With a glance from under bushy white brows, the older man said, “I’m not certain we agree on that, though I can tell you I don’t care for your methods of investigation.”
“I can explain—”
“So I should hope, but another time. I doubt the discussion will entertain our guest.”
The emphasis placed on the last word was slight yet effective. Amazingly, Regina saw a dark red shading appear under the sun-darkened skin of her captor. She would have said he was well past caring about anyone’s reprimand, much less that of an older relative.
For the first time, she gave him her full attention. He was darkly attractive, with iridescent highlights glistening in his black hair, chiseled strength in his facial bones, and jutting authority in the shape of his nose. The deep, royal blue of his eyes held shifting currents of cogent thought and suspicion. In a blue dress shirt and navy pin-striped slacks, he had the surface appearance of an executive, perhaps a banker or stockbroker, allied to the indefinable patina of old money and effortless success. Beneath that outward impression, however, was something else entirely, a hint of reckless assurance and a devil-may-care grace that he wore like a second skin.
There would be few people this
man held in awe, she thought, few things that could embarrass him. Still, he avoided her gaze now, and she had the distinct feeling he disliked having her see his fleeting susceptibility to his grandfather’s disapproval.
He recovered quickly. “I suppose,” he drawled to the older man, “that your guest has a name?”
“She does. Miss Dalton, allow me to introduce Kane Benedict, my daughter’s son. He also happens to be my lawyer, and a good one. The lady you’ve been mistreating, Kane, is a visitor from New York. Miss Regina Dalton is here in her capacity as an appraiser of fine jewelry.”
The man beside Regina turned slowly to face her. His gaze was intent as he took in the indeterminate hazel of her eyes behind turquoise contacts, the disheveled, coppery abundance of her hair, and the scattering of freckles that masked the bridge of her nose.
“A jewelry appraiser,” he repeated in blank disbelief.
“She was giving me an estimate on the collection left by your grandmother before we were interrupted.”

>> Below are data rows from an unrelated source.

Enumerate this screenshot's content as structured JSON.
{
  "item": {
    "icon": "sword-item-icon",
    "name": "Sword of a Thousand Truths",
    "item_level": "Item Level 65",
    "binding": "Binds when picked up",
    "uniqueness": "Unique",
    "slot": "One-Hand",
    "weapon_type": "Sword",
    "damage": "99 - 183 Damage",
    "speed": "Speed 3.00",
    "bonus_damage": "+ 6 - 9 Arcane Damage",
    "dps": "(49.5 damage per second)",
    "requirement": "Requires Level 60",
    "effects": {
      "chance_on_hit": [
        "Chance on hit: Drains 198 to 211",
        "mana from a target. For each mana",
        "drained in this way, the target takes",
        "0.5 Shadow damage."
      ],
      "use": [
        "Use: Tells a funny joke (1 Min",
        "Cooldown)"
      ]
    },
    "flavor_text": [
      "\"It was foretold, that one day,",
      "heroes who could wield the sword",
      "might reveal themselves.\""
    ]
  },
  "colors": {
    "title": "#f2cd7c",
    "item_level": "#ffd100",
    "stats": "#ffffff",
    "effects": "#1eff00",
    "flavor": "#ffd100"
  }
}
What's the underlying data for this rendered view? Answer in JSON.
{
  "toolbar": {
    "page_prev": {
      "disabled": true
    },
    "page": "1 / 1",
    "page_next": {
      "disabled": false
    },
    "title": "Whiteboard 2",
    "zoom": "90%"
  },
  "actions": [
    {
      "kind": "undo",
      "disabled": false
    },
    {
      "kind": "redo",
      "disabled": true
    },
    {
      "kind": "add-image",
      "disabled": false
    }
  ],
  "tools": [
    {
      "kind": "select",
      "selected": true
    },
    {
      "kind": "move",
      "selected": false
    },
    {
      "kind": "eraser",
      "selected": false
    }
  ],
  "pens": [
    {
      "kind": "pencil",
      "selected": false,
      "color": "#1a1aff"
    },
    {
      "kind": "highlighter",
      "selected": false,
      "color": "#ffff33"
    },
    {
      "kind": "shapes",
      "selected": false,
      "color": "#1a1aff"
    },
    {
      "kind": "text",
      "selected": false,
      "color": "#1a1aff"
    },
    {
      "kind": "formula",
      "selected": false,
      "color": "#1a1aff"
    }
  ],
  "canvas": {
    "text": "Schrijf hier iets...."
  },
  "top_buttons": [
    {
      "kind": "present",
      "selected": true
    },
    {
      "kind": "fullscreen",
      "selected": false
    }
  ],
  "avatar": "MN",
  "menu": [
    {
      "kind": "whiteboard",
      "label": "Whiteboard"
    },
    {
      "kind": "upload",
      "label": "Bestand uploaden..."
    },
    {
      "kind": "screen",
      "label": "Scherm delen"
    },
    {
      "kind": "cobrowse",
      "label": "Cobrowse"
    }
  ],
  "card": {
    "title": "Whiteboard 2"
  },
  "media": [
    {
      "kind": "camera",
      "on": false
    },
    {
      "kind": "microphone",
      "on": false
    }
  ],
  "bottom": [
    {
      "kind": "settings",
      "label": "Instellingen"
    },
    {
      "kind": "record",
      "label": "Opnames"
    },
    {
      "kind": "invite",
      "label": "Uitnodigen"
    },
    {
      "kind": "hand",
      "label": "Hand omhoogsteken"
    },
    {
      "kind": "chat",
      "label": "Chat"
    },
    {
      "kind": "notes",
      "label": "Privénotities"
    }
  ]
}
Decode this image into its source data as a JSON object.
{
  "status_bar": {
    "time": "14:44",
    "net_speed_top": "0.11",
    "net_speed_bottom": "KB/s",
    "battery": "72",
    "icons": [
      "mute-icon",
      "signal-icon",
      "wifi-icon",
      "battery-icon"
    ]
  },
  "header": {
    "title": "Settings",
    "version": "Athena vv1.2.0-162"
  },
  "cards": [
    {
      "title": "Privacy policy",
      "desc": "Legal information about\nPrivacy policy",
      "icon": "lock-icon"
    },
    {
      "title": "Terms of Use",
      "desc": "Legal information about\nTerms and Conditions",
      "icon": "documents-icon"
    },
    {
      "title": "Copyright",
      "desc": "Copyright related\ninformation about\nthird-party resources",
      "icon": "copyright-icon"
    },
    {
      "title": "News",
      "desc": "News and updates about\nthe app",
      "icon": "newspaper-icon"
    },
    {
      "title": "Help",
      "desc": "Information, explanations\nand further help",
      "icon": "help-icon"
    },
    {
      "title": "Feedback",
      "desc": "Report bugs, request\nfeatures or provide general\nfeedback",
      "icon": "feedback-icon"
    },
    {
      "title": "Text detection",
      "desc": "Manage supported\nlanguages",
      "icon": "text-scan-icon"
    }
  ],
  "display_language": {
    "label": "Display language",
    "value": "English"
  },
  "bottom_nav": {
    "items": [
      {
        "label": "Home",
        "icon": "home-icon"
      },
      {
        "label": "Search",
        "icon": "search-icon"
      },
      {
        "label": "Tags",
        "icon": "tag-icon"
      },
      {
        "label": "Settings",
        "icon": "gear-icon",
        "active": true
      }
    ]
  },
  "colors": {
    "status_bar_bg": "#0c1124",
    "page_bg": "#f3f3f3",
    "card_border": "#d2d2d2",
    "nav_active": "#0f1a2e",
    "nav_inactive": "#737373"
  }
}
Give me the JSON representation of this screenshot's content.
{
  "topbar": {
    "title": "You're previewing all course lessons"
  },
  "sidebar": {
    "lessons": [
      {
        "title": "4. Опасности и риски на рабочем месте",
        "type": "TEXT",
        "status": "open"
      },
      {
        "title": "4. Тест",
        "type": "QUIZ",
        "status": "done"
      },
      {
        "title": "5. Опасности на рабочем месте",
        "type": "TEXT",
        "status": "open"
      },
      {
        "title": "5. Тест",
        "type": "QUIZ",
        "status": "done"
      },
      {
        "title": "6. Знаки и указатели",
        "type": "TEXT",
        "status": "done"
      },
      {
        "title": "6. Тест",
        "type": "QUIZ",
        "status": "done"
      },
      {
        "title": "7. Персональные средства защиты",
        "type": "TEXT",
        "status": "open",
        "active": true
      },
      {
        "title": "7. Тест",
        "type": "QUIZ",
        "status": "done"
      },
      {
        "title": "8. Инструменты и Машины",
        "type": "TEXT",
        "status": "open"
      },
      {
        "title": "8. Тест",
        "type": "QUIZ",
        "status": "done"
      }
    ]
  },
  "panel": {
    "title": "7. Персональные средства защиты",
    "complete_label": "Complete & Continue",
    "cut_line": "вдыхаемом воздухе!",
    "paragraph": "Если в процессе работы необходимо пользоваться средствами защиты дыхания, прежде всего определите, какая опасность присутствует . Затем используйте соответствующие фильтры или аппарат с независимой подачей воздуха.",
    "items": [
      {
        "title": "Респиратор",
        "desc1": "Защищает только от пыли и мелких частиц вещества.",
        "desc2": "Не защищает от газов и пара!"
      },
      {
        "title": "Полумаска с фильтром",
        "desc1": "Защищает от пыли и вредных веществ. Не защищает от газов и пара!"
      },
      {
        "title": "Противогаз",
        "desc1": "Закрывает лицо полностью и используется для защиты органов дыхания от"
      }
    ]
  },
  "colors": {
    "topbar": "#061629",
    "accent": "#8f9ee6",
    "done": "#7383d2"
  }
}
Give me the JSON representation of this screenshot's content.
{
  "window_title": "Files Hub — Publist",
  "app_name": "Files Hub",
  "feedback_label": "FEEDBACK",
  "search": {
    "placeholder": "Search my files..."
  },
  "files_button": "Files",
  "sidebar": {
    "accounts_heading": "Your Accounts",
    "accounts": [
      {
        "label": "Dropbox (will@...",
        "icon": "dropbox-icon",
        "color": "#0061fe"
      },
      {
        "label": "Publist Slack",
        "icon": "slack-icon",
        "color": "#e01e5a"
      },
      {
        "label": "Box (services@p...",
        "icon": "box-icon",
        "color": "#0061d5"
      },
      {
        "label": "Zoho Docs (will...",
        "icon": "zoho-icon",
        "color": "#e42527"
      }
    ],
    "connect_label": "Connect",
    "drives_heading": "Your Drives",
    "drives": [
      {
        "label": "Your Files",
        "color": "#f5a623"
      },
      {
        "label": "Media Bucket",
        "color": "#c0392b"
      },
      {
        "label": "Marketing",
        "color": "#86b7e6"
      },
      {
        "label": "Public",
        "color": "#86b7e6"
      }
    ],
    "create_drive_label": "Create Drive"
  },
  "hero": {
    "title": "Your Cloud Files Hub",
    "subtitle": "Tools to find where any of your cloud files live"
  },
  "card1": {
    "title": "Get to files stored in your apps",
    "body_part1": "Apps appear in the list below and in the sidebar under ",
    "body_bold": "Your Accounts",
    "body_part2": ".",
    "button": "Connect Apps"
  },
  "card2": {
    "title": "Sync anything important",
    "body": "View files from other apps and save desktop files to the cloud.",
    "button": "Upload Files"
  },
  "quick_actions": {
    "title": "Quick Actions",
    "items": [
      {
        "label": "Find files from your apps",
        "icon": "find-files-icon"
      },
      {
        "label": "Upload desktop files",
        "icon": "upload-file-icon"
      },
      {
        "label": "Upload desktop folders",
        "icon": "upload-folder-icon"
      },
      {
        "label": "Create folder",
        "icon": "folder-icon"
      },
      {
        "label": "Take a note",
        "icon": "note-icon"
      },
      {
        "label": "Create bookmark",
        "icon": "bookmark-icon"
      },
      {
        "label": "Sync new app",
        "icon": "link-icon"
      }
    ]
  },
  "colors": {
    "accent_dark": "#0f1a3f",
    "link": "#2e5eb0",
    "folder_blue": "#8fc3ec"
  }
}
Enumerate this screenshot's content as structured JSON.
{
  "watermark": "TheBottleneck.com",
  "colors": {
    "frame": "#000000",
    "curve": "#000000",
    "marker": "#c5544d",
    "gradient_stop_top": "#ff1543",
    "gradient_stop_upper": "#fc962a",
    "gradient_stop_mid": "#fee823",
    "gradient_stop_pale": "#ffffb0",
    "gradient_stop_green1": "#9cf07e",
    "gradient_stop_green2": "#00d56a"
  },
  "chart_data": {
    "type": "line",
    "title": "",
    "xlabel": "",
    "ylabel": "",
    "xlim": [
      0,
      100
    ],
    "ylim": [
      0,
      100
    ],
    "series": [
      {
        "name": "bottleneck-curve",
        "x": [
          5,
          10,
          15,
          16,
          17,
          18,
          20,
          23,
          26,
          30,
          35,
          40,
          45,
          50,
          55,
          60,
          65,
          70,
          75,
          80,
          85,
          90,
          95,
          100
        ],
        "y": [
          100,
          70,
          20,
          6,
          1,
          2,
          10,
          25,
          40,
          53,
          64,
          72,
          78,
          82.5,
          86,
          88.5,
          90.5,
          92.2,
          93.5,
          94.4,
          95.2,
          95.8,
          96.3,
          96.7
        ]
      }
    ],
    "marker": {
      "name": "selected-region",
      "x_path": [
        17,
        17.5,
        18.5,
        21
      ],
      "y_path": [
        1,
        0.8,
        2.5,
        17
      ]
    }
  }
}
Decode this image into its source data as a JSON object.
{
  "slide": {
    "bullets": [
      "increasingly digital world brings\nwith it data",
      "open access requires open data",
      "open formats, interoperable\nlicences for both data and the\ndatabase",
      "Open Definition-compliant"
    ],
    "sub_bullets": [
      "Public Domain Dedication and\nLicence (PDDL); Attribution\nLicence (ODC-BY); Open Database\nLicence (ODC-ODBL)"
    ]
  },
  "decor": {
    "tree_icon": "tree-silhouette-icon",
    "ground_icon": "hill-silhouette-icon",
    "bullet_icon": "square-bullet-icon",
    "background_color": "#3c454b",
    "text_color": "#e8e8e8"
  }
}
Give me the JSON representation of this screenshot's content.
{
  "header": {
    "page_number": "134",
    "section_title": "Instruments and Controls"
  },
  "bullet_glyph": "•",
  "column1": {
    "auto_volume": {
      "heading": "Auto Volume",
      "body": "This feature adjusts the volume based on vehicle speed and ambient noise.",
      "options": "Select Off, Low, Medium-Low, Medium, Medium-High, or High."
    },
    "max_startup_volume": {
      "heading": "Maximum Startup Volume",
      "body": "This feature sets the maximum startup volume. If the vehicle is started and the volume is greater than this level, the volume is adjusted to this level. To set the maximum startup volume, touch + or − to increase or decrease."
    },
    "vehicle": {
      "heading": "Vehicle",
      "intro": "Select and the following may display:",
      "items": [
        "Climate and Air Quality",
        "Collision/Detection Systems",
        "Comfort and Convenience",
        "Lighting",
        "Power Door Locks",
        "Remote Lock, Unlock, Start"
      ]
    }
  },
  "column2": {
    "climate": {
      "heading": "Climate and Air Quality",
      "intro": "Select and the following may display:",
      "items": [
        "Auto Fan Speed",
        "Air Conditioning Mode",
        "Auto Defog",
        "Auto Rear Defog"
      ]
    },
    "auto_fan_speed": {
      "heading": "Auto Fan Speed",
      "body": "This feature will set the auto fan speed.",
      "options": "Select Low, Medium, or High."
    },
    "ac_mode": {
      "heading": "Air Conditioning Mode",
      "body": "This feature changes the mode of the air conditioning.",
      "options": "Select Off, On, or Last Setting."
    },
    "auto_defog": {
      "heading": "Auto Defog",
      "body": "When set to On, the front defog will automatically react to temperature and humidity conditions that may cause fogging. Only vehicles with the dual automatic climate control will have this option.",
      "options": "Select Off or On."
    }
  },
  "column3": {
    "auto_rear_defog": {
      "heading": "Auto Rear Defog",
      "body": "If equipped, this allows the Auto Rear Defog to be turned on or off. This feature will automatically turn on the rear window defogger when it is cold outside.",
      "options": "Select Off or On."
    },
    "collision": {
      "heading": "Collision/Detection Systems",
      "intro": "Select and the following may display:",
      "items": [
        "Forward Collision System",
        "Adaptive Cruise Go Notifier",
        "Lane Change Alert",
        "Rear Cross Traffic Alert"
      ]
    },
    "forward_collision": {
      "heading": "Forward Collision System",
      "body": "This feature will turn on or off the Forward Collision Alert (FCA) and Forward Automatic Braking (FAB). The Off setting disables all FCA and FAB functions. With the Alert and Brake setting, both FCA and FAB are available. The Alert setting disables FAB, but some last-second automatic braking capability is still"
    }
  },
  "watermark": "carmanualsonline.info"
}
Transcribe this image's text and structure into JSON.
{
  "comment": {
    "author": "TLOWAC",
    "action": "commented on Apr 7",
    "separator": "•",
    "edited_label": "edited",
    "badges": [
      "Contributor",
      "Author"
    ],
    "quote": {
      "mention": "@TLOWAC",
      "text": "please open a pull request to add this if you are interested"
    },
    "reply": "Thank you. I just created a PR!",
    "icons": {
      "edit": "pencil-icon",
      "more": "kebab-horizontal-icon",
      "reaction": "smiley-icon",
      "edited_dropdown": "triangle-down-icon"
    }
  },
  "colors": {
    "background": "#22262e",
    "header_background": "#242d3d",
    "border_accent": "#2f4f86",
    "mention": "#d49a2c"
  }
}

“Is that what she was doing? And she came all the way from New York for it.” Kane’s firm lips curved in a slow, enigmatic smile. “It explains the accent, at least.”
Wariness squeezed Regina’s throat as she met his steady regard. It was habit that made her put her hand to the heavy pendant of Baltic amber that she wore there, still she drew confidence and courage from it.
She was used to sizing up people at first glance. From both intuition and practice, she was good at estimating their strengths and weaknesses so she could guard against them, keep her distance. This man was different. He had gotten dangerously close before she could throw up her defenses. She didn’t like it.
He was dangerous, period.
He was a man who believed in the law he defended, she thought, one who expected the truth, the whole truth and nothing but the truth, so-help-you-God. He spent his days with absolutes, guilt or innocence, right or wrong, no excuses allowed. He would cut little slack for someone who feathered the edges of facts, skirted the peripheries of legality. It was all there in the hard lines of his mouth and the razor-edged alertness of his gaze.